We've hear the phrase "farm -to-table."
It's big for foodies, especially in restaurants.
But now learning about local consumption is getting elementary.
It's called farm to school.
It's lunchtime at Rockbrook Elementary in the Westside School District, and it's taco day.
Like many days, the focus isn't just about getting through the lunch line or even choosing healthy options.
It's about knowing where their food comes from.
“We have a couple of specific farmers that we deal with, one that we get the melons from, one we get the apples from," Erin Vik, Nutritional Services Director.
"And then we have a couple of co-ops where we deal with a large number of farmers that procure some of the greens and squashes and whatnot."
The 'farm-to-school' concept goes far beyond the cafeteria, instructors are also integrating the ideas of that into curriculum in the classroom.
“A student council might have come down and we procured different produce for them so every day the student council members would take whatever that item is to the classes," Vik said.

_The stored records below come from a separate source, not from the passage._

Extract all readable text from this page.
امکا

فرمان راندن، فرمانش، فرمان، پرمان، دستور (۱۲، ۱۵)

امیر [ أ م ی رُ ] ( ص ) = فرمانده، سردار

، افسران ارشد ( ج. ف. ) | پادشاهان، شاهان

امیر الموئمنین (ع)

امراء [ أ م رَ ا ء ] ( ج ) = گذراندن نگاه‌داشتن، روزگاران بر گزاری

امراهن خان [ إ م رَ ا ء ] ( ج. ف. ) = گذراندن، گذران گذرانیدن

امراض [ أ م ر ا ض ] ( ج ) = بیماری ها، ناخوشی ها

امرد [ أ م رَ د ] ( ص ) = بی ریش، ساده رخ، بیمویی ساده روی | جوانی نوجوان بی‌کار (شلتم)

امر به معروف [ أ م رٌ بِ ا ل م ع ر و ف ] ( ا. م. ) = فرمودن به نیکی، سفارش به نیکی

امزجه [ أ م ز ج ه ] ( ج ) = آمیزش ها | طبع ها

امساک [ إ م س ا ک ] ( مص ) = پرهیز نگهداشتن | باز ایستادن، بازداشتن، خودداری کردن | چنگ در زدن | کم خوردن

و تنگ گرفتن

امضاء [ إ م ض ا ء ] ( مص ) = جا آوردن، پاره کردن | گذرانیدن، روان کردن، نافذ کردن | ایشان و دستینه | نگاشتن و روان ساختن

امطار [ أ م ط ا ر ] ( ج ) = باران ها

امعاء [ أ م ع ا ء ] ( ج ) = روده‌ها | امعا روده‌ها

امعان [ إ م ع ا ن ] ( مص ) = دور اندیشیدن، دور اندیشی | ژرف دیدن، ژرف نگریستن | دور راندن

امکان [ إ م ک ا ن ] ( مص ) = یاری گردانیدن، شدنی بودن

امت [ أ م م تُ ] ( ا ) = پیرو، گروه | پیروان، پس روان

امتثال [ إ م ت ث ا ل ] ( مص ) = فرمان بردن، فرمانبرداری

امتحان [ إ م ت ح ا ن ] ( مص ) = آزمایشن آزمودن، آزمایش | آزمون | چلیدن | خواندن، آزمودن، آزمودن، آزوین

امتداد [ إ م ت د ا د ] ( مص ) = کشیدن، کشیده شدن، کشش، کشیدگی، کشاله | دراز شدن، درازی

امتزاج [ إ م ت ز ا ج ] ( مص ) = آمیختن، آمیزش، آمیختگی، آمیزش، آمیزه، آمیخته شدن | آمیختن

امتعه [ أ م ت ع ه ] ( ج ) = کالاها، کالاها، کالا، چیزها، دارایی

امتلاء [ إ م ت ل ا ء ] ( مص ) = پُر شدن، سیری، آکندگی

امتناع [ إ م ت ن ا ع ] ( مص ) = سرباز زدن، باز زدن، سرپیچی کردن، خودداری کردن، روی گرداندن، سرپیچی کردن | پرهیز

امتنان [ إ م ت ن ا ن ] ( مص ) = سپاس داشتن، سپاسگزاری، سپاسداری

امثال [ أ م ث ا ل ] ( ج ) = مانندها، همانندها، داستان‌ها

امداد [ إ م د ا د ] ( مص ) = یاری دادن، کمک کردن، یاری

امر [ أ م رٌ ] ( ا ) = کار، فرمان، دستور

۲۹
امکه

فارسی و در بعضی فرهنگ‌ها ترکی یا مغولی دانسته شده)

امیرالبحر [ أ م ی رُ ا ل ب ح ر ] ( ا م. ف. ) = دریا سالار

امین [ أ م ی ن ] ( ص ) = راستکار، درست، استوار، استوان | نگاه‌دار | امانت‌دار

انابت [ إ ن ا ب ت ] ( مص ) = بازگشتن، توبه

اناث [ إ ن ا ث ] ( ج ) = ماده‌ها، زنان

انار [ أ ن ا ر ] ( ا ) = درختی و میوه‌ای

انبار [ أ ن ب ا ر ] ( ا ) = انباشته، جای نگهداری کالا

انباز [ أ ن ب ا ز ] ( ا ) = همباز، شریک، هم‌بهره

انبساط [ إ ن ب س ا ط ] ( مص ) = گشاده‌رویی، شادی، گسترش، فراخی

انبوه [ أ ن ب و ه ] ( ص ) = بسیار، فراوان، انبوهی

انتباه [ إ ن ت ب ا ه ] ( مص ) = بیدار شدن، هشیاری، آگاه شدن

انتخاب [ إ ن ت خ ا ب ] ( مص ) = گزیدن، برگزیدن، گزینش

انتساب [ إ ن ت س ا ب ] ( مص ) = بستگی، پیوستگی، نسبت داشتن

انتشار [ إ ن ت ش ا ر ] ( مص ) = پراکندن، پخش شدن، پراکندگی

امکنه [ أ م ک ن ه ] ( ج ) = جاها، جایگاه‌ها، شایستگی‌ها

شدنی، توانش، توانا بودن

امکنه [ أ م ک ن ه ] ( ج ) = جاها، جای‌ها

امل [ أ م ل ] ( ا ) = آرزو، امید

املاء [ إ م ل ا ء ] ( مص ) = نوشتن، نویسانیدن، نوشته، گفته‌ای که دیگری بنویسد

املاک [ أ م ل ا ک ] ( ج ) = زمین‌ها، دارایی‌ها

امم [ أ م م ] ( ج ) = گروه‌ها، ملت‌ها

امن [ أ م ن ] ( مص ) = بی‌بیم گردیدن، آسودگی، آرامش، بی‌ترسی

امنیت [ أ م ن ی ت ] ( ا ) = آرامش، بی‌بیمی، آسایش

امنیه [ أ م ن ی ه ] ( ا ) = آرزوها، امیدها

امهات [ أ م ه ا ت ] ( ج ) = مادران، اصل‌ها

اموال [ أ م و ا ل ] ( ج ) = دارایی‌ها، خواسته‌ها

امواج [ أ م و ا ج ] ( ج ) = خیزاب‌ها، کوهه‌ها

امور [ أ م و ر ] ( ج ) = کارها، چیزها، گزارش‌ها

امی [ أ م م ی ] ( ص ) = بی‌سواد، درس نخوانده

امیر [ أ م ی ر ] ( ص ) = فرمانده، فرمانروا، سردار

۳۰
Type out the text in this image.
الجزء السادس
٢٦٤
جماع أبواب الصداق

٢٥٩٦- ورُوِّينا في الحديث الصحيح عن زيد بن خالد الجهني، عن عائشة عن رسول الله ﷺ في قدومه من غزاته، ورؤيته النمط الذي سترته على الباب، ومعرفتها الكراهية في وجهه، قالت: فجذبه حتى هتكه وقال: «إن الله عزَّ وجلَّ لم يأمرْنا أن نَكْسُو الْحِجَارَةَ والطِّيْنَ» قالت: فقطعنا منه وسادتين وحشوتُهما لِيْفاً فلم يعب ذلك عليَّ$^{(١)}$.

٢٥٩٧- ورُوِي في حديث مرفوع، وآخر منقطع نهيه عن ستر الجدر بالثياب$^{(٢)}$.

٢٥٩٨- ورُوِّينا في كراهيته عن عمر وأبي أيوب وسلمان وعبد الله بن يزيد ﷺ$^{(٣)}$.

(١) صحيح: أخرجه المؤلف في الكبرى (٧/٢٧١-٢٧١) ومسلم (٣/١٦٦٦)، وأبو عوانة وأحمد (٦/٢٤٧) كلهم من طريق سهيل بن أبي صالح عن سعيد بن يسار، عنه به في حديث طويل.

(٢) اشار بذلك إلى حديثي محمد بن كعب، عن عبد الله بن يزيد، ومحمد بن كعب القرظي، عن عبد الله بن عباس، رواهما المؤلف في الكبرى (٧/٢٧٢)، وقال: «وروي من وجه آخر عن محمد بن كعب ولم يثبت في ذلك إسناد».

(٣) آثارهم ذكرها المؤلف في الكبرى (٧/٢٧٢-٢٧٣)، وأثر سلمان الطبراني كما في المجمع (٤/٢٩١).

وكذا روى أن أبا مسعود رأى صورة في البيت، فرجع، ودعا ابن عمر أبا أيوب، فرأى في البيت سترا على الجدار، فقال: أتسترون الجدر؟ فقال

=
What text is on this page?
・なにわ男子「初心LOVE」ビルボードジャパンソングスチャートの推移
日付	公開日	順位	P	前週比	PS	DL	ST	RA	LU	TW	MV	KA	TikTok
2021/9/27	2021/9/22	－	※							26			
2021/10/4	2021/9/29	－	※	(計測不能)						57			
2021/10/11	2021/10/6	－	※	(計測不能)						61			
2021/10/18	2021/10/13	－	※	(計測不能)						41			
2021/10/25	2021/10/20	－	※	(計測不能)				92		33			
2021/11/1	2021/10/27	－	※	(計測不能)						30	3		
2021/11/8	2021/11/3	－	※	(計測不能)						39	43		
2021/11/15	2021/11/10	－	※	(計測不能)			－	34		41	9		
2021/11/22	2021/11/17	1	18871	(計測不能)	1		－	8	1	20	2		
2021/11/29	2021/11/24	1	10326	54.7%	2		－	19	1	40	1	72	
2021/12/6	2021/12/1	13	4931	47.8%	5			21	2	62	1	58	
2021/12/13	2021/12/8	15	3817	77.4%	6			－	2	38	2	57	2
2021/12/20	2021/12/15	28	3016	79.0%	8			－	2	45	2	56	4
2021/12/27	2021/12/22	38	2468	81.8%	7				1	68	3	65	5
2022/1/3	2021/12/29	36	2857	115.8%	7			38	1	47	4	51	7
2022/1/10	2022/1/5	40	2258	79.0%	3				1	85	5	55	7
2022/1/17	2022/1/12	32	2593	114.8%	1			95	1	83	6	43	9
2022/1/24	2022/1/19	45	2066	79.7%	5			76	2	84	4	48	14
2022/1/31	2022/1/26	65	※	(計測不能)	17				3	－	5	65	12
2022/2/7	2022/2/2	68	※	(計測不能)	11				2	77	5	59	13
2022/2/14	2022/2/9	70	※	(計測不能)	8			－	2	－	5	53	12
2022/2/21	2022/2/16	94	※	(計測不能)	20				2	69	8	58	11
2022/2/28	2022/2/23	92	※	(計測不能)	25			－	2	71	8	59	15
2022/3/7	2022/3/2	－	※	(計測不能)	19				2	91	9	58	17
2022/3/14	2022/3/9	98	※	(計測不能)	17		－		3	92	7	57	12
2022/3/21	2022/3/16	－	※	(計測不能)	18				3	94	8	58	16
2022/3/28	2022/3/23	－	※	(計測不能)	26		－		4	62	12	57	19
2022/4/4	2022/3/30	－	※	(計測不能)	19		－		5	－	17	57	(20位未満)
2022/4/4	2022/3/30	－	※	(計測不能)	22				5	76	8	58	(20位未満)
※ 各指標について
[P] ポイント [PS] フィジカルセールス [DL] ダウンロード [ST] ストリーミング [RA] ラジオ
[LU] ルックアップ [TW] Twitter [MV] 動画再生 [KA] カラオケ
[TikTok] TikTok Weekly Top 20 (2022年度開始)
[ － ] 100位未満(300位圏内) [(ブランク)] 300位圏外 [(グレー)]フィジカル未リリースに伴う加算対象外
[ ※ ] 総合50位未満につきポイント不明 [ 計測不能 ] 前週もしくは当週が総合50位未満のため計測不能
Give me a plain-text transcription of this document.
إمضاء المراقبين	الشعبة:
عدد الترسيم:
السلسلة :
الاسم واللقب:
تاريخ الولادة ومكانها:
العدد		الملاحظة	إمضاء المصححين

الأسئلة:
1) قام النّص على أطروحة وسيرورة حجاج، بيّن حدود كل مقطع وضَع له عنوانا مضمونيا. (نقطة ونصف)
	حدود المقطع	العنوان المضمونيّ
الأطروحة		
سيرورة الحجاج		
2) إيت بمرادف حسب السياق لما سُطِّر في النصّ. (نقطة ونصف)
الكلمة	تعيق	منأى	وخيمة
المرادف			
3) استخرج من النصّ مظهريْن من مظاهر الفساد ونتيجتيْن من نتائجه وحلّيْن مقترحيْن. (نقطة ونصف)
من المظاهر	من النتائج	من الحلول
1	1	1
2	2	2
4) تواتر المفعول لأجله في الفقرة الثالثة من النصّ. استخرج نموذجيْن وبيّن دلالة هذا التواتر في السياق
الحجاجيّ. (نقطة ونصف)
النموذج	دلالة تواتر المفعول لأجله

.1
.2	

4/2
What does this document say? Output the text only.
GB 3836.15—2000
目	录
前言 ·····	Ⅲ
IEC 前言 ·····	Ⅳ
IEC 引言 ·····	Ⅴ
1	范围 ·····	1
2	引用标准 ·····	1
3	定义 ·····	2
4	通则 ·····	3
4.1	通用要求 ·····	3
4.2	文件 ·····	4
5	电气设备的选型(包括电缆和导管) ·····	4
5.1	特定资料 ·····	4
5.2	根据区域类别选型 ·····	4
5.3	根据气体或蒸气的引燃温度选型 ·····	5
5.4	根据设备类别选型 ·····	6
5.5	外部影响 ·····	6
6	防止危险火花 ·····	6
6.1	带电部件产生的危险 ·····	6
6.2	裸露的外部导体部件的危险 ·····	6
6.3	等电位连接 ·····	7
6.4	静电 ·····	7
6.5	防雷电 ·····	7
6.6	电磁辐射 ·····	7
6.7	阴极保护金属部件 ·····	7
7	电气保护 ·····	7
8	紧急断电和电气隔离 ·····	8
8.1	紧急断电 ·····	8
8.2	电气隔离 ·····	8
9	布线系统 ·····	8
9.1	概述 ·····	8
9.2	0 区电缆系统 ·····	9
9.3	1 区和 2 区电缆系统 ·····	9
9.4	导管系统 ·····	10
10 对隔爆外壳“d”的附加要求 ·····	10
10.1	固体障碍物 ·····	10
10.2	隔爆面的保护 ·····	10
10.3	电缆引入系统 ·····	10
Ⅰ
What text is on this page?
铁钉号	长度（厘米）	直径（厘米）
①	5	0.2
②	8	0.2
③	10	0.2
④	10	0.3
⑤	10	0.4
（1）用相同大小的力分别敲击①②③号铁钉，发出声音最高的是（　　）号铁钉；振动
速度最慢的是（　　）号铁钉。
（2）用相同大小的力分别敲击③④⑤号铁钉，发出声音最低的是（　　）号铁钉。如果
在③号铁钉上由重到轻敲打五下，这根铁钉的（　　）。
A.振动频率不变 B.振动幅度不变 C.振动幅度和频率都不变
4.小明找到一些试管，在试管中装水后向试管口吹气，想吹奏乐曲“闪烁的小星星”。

Many schools have taken on school garden clubs.
At Rockbrook Elementary, a garden club is just the start.
“Not only the study of how communities work together in social studies, but how those local farmers are able to provide that food and meet that need within the school lunch program, as well as to support curricular activities like we hosted, you'd also see it in science and the way that plants grow and knowing the way that foods are consumed," Vik added.
This is just the tip of the iceberg. Forty-two percent of u.s. schools are participating in some sort of farm-to-school effort. That's 23.6 million students.